Let a = a(1) be an algebraic integer with conjugates a(2) , ... , a(k), then a^n = a(1)^n is an algebraic integer with conjugates a(2)^n , ... , a(k)^n.

For example, the geometric idea is that all of the a(i) should look the same... so all of the a(j)^n should also look the same. Algebraically, any conjugation must send a(1) to some a(i). Therefore, it sends a(1)^n to a(i)^n. (And all i occur) Thus, the conjugates of a(1)^n are the a(j)^n.

 

[Diophantus]

Is this the same as conjugation actions in group theory? As luck has it I think my next algebra lecture is due to cover that.

 

[Diophantus]

Hmmm maybe not. Conjugation seems to mean a plethora of different things.

What sort of textbook should I be looking for? It would be even better if anyone could recommend some titles.

Regards

 

[Hurkyl]

I'm sort of hoping someone better qualified could chime on in this.
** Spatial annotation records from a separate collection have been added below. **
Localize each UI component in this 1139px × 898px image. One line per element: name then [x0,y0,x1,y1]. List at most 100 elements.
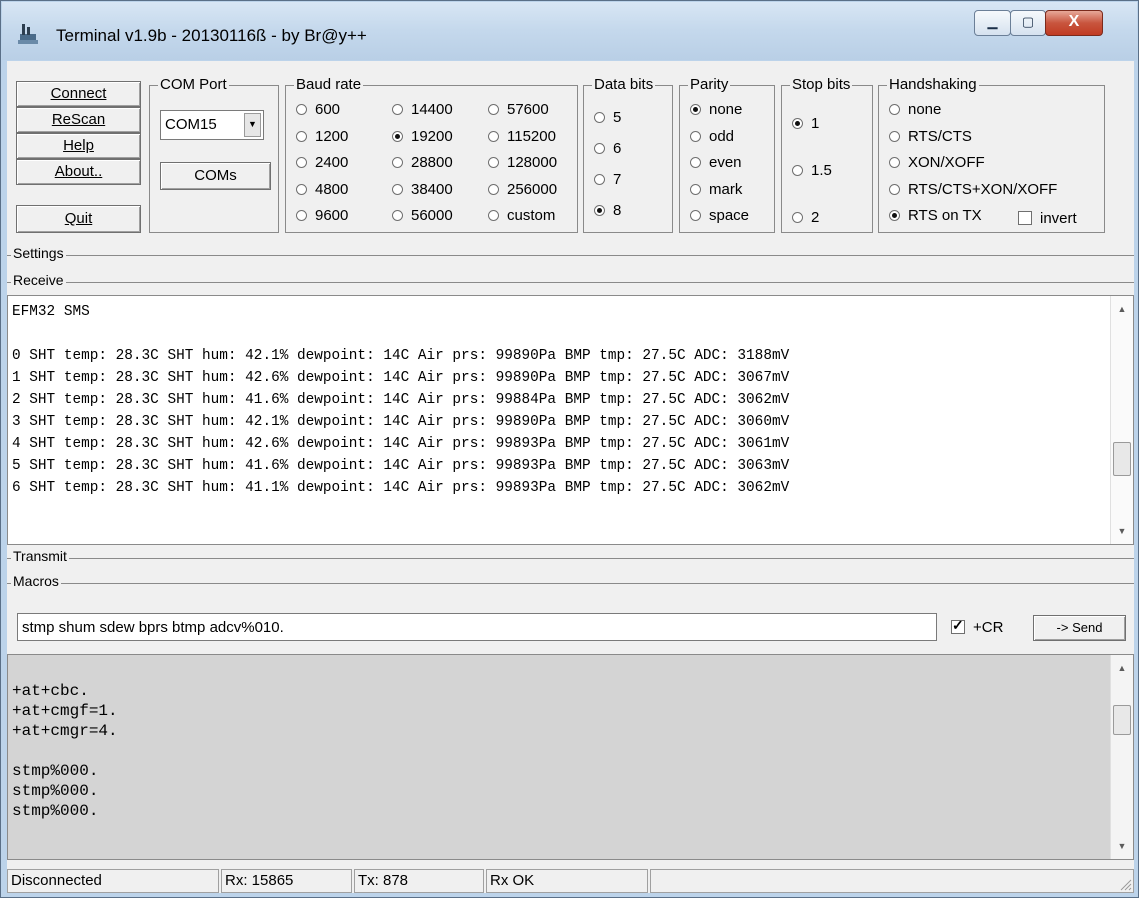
resize-grip-icon[interactable] [1118,877,1132,891]
baud-option-2400[interactable]: 2400 [296,155,348,171]
macros-section[interactable]: Macros [7,574,1134,588]
stop-bits-option-1[interactable]: 1 [792,116,819,132]
transmit-scrollbar[interactable]: ▲ ▼ [1110,655,1133,859]
radio-button-icon[interactable] [296,210,307,221]
quit-button[interactable]: Quit [16,205,141,233]
radio-button-icon[interactable] [594,174,605,185]
quit-label: Quit [64,210,93,227]
radio-button-icon[interactable] [392,183,403,195]
transmit-terminal[interactable]: +at+cbc. +at+cmgf=1. +at+cmgr=4. stmp%000.… [7,654,1134,860]
data-bits-option-5[interactable]: 5 [594,110,621,126]
parity-option-even[interactable]: even [690,155,742,171]
baud-option-38400[interactable]: 38400 [392,181,453,198]
handshake-option-3[interactable]: XON/XOFF [889,155,985,171]
radio-button-icon[interactable] [488,130,499,142]
radio-button-icon[interactable] [488,210,499,221]
minimize-button[interactable]: ▁ [974,10,1011,36]
baud-option-4800[interactable]: 4800 [296,181,348,198]
radio-button-icon[interactable] [889,210,900,221]
close-button[interactable]: X [1045,10,1103,36]
transmit-section[interactable]: Transmit [7,549,1134,563]
scroll-down-icon[interactable]: ▼ [1111,837,1133,855]
settings-section[interactable]: Settings [7,246,1134,260]
radio-button-icon[interactable] [690,210,701,221]
radio-button-icon[interactable] [690,157,701,168]
coms-button[interactable]: COMs [160,162,271,190]
maximize-button[interactable]: ▢ [1010,10,1046,36]
radio-button-icon[interactable] [792,118,803,129]
title-bar[interactable]: Terminal v1.9b - 20130116ß - by Br@y++ ▁… [2,2,1137,60]
parity-option-space[interactable]: space [690,208,749,224]
baud-option-19200[interactable]: 19200 [392,127,453,145]
handshake-option-1[interactable]: none [889,102,941,118]
receive-section[interactable]: Receive [7,273,1134,287]
cr-checkbox-box[interactable] [951,617,965,634]
radio-button-icon[interactable] [889,104,900,115]
radio-button-icon[interactable] [594,143,605,154]
radio-button-icon[interactable] [392,104,403,115]
radio-button-icon[interactable] [296,183,307,195]
radio-button-icon[interactable] [690,183,701,195]
handshake-option-2[interactable]: RTS/CTS [889,128,972,145]
baud-option-115200[interactable]: 115200 [488,128,556,145]
com-port-select[interactable]: COM15 ▼ [160,110,264,140]
radio-button-icon[interactable] [392,210,403,221]
about-button[interactable]: About.. [16,159,141,185]
baud-option-57600[interactable]: 57600 [488,102,549,118]
radio-button-icon[interactable] [296,104,307,115]
data-bits-option-7[interactable]: 7 [594,172,621,188]
stop-bits-option-2[interactable]: 2 [792,210,819,226]
connect-button[interactable]: Connect [16,81,141,107]
receive-terminal[interactable]: EFM32 SMS 0 SHT temp: 28.3C SHT hum: 42.… [7,295,1134,545]
radio-button-icon[interactable] [889,130,900,142]
baud-option-28800[interactable]: 28800 [392,155,453,171]
radio-button-icon[interactable] [296,130,307,142]
scroll-down-icon[interactable]: ▼ [1111,522,1133,540]
radio-button-icon[interactable] [690,130,701,142]
radio-button-icon[interactable] [594,205,605,216]
radio-button-icon[interactable] [792,165,803,176]
parity-option-odd[interactable]: odd [690,128,734,145]
radio-button-icon[interactable] [488,104,499,115]
invert-checkbox[interactable]: invert [1018,210,1077,227]
handshake-option-5[interactable]: RTS on TX [889,208,982,224]
radio-button-icon[interactable] [792,212,803,223]
baud-option-128000[interactable]: 128000 [488,155,557,171]
baud-option-19200-label: 19200 [411,127,453,145]
baud-option-256000[interactable]: 256000 [488,181,557,198]
receive-scrollbar[interactable]: ▲ ▼ [1110,296,1133,544]
chevron-down-icon[interactable]: ▼ [244,113,261,137]
baud-option-9600[interactable]: 9600 [296,208,348,224]
invert-checkbox-box[interactable] [1018,211,1032,225]
data-bits-option-6[interactable]: 6 [594,141,621,157]
radio-button-icon[interactable] [690,104,701,115]
scroll-up-icon[interactable]: ▲ [1111,659,1133,677]
baud-option-56000[interactable]: 56000 [392,208,453,224]
baud-option-600[interactable]: 600 [296,102,340,118]
radio-button-icon[interactable] [889,157,900,168]
rescan-button[interactable]: ReScan [16,107,141,133]
radio-button-icon[interactable] [488,157,499,168]
baud-option-1200[interactable]: 1200 [296,128,348,145]
parity-option-none[interactable]: none [690,102,742,118]
send-button[interactable]: -> Send [1033,615,1126,641]
scroll-thumb[interactable] [1113,705,1131,735]
com-port-label: COM Port [158,76,229,93]
command-input[interactable]: stmp shum sdew bprs btmp adcv%010. [17,613,937,641]
radio-button-icon[interactable] [488,183,499,195]
scroll-up-icon[interactable]: ▲ [1111,300,1133,318]
scroll-thumb[interactable] [1113,442,1131,476]
data-bits-option-8[interactable]: 8 [594,203,621,219]
baud-option-14400[interactable]: 14400 [392,102,453,118]
radio-button-icon[interactable] [392,157,403,168]
radio-button-icon[interactable] [296,157,307,168]
radio-button-icon[interactable] [594,112,605,123]
parity-option-mark[interactable]: mark [690,181,742,198]
cr-checkbox[interactable]: +CR [951,617,1003,636]
baud-option-custom[interactable]: custom [488,208,555,224]
handshake-option-4[interactable]: RTS/CTS+XON/XOFF [889,181,1057,198]
radio-button-icon[interactable] [392,130,403,142]
help-button[interactable]: Help [16,133,141,159]
radio-button-icon[interactable] [889,183,900,195]
stop-bits-option-1-5[interactable]: 1.5 [792,163,832,179]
My expectation is that an introductory book on algebraic number theory would be very likely to discuss them, as would any abstract algebra text that talked much about fields.
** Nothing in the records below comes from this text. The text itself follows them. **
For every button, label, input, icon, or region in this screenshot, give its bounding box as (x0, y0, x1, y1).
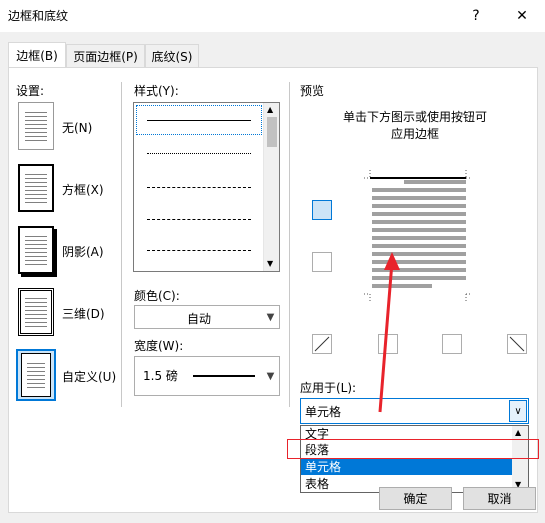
style-solid[interactable] (147, 120, 251, 121)
setting-none-label[interactable]: 无(N) (62, 119, 92, 136)
setting-3d-icon[interactable] (18, 288, 54, 336)
preview-heading: 预览 (300, 84, 325, 98)
tab-page-borders[interactable]: 页面边框(P) (66, 44, 145, 68)
top-border-button[interactable] (312, 200, 332, 220)
setting-custom-icon[interactable] (16, 349, 56, 401)
right-border-button[interactable] (442, 334, 462, 354)
chevron-down-icon[interactable]: ▼ (262, 306, 279, 328)
apply-to-value: 单元格 (305, 405, 342, 419)
column-divider-left (121, 82, 122, 407)
column-divider-right (289, 82, 290, 407)
color-select[interactable]: 自动 ▼ (134, 305, 280, 329)
style-scrollbar[interactable]: ▲ ▼ (263, 103, 279, 271)
scroll-thumb[interactable] (267, 117, 277, 147)
setting-shadow-icon[interactable] (18, 226, 54, 274)
setting-shadow-label[interactable]: 阴影(A) (62, 243, 104, 260)
width-select[interactable]: 1.5 磅 ▼ (134, 356, 280, 396)
bottom-border-button[interactable] (312, 252, 332, 272)
color-value: 自动 (186, 312, 211, 326)
setting-box-icon[interactable] (18, 164, 54, 212)
window-title: 边框和底纹 (8, 9, 69, 23)
setting-3d-label[interactable]: 三维(D) (62, 305, 105, 322)
diagonal-up-button[interactable] (312, 334, 332, 354)
style-dash-dot[interactable] (147, 250, 251, 251)
color-heading: 颜色(C): (134, 289, 180, 303)
ok-button[interactable]: 确定 (379, 487, 452, 510)
setting-custom-label[interactable]: 自定义(U) (62, 368, 116, 385)
setting-box-label[interactable]: 方框(X) (62, 181, 104, 198)
close-button[interactable]: ✕ (499, 0, 545, 32)
tab-shading[interactable]: 底纹(S) (145, 44, 199, 68)
dropdown-scrollbar[interactable]: ▲ ▼ (512, 426, 528, 492)
chevron-down-icon[interactable]: ∨ (509, 400, 527, 422)
highlight-box (287, 439, 539, 459)
diagonal-down-button[interactable] (507, 334, 527, 354)
scroll-down-icon[interactable]: ▼ (267, 259, 273, 268)
style-list[interactable]: ▲ ▼ (133, 102, 280, 272)
style-dotted[interactable] (147, 153, 251, 154)
cancel-button[interactable]: 取消 (463, 487, 536, 510)
setting-none-icon[interactable] (18, 102, 54, 150)
chevron-down-icon[interactable]: ▼ (262, 357, 279, 395)
preview-instruction-2: 应用边框 (390, 127, 439, 141)
annotation-arrow (378, 252, 400, 413)
scroll-up-icon[interactable]: ▲ (515, 428, 521, 437)
apply-to-dropdown[interactable]: 文字 段落 单元格 表格 ▲ ▼ (300, 425, 529, 493)
width-line-sample (193, 375, 255, 377)
style-dash[interactable] (147, 219, 251, 220)
apply-to-heading: 应用于(L): (300, 381, 357, 395)
help-button[interactable]: ? (453, 0, 499, 32)
preview-instruction-1: 单击下方图示或使用按钮可 (342, 110, 487, 124)
settings-heading: 设置: (16, 84, 45, 98)
width-heading: 宽度(W): (134, 339, 184, 353)
tab-borders[interactable]: 边框(B) (8, 42, 66, 68)
width-value: 1.5 磅 (143, 369, 178, 383)
scroll-up-icon[interactable]: ▲ (267, 105, 273, 114)
style-heading: 样式(Y): (134, 84, 179, 98)
apply-to-select[interactable]: 单元格 ∨ (300, 398, 529, 424)
option-cell[interactable]: 单元格 (301, 459, 513, 475)
style-small-dash[interactable] (147, 187, 251, 188)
(So look ahead in your algebra book to see what it has to say about fields. )

 

[mathwonk]

well i am not quite up on this but i agree with hurkyl. in general if a is an element of a galois extension, and s1,...,sn are the elements of the galois group, then the conjugates of a are thye elements of the orbit of a by s1,...,sn, i.e. the elemenmts s1(a),...,sn(a).

since automorphisms commute with polynomialsl, it follwos that the orbit of p(a), where p is a polynomial over the abse ring or field, is the oprbit of p(a) under the si, which is the same as the si applied to the orbit of a.

mumble mumble,...

 

[mathwonk]

the fact that a polynom,ial, applied to an algebraic integer is a gain an algebraic integer is analogous to the afct from field theory that the set of algebrasic elements over as field forms a field. i.e. algebraic integers are elements not algebraic, but integral over sa ring, and the integral elements also form a ring, as follows from the criterion using the cayley hamilton theorem argument, that an element is integrakl iff it generates a finite module over the base ring,. so this topic is the analogous theory for rings of the galois theory for fields.

 

[mathwonk]

the standard text on alg number theory is by neukirch, but it is pricy.

 

[mathwonk]

the standard construction is to form the product of, all (X-si(a)) for all galois elements si, and argue that this product is symmetric wrt the si, hence belongs to the base field. this shows that there exists a polynomial over the base field whose roots are the conjugates of a.

 

[mathwonk]

you have tod efine con jugates to prove they are distinct. i.e. if they are defiend as the orbit under the gaklois they are distinct by definition. if they are defiend as the full set of roots, with multiplicities of the minimal polynomial of one of them, then you need to know the minimal polynomial has no repeated roots. this is always true for any irredudible polynomial over a field of characteristic zero, like Q, but not in general fields.

 

[DeadWolfe]

Damn guy, you really got to work on your typing.